A recent post by Stephen Turner about the woes of posting code on your lab website really resonated with me. As a scientist I have occasionally clicked on a link or copy&pasted a URL from a paper, only to find that the web address I’m looking for no longer exists. Sure it’s frustrating in the short term, but in the long term it’s troubling to think that so much of the collective scientific output has such a short digital shelf life.
This happened to me again just yesterday. I was looking over this paper on algorithms for composition-based segmentation of DNA sequences, and I was interested in running one of the algorithms. The code, implemented in Matlab (good grief), is available (you guessed it!) from their lab website: http://nsm.uh.edu/~dgraur/eran/simulation/main.htm. Following that link takes you to a page with a warning that the lab website has moved, and if you follow that link you end on the splash page for some department or institute that has no idea how to handle the redirect request. This paper is from 2010, and yet I can’t access supplements from their lab website! I did a bit of Google searching and found the first author’s current website, which even included links to the software mentioned in the paper, but unfortunately the links to the code point to the (now defunct) server published in the paper. I finally found the code buried in a Google Code project, and now I’m sitting here wondering whether it was really worth all the hassle in the first place, and whether I even want to check if our institution has a site license for Matlab…
With regards to my own research, I’ve been using hosting services like SourceForge, Github, and BitBucket to host my source code for years. However, I’ve continued using our lab server to host this blog, along with all the supplementary graphics and data that go along with it. I guess I initially enjoyed the amount of control I had. But after reading Stephen’s post, realizing how big of a problem this is in general, and of course thinking of all of the fricking SELinux crap I’ve had to put up with (our lab servers run Fedora and Red Hat), the idea of using a blog hosting service all of a sudden seemed much more reasonable.
So as of this post, the BioWi[sz]e blog is officially migrated to WordPress.com. Unfortunately, someone got the http://biowise.wordpress.com subdomain less than a year ago—they even spent the $25 bucks to reserve a
.me domain, and yet they’re doing nothing with it. Grrr…So anyway, the BioWise you know and love is now BioWize, for better and for worse.
As far as the supplementary graphics and data files, I have followed Stephen Turner’s example and posted everything on FigShare. While uploading data files and providing relevant metadata was very straightforward, there is a bit of a learning curve when it comes to organizing and grouping related files.

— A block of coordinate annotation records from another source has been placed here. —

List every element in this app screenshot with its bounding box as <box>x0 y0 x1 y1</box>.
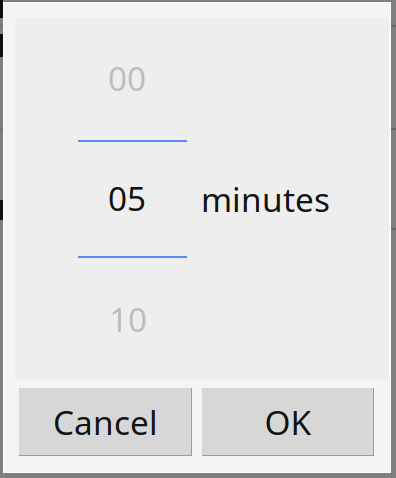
staticText: 00 <box>108 55 146 101</box>
staticText: 10 <box>109 296 147 342</box>
staticText: OK <box>264 399 312 445</box>
staticText: 05 <box>108 175 146 221</box>
staticText: minutes <box>201 176 330 222</box>
button[interactable]: Cancel <box>19 388 192 456</box>
button[interactable]: OK <box>202 388 374 456</box>
staticText: Cancel <box>53 399 158 445</box>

And once data is publicly published on FigShare, deleting it is not an option, even if you’re just trying to clean things up and fix mistakes. So if I could have done one thing differently, I would have been more careful about how I uploaded and grouped the files. Otherwise, I have no complaints. I love the idea that the content of my blog will be accessible long after I’ve moved on from my current institution (without any additional work on my part), and that all of the supporting data sets are permanently accessible, each with its own DOI.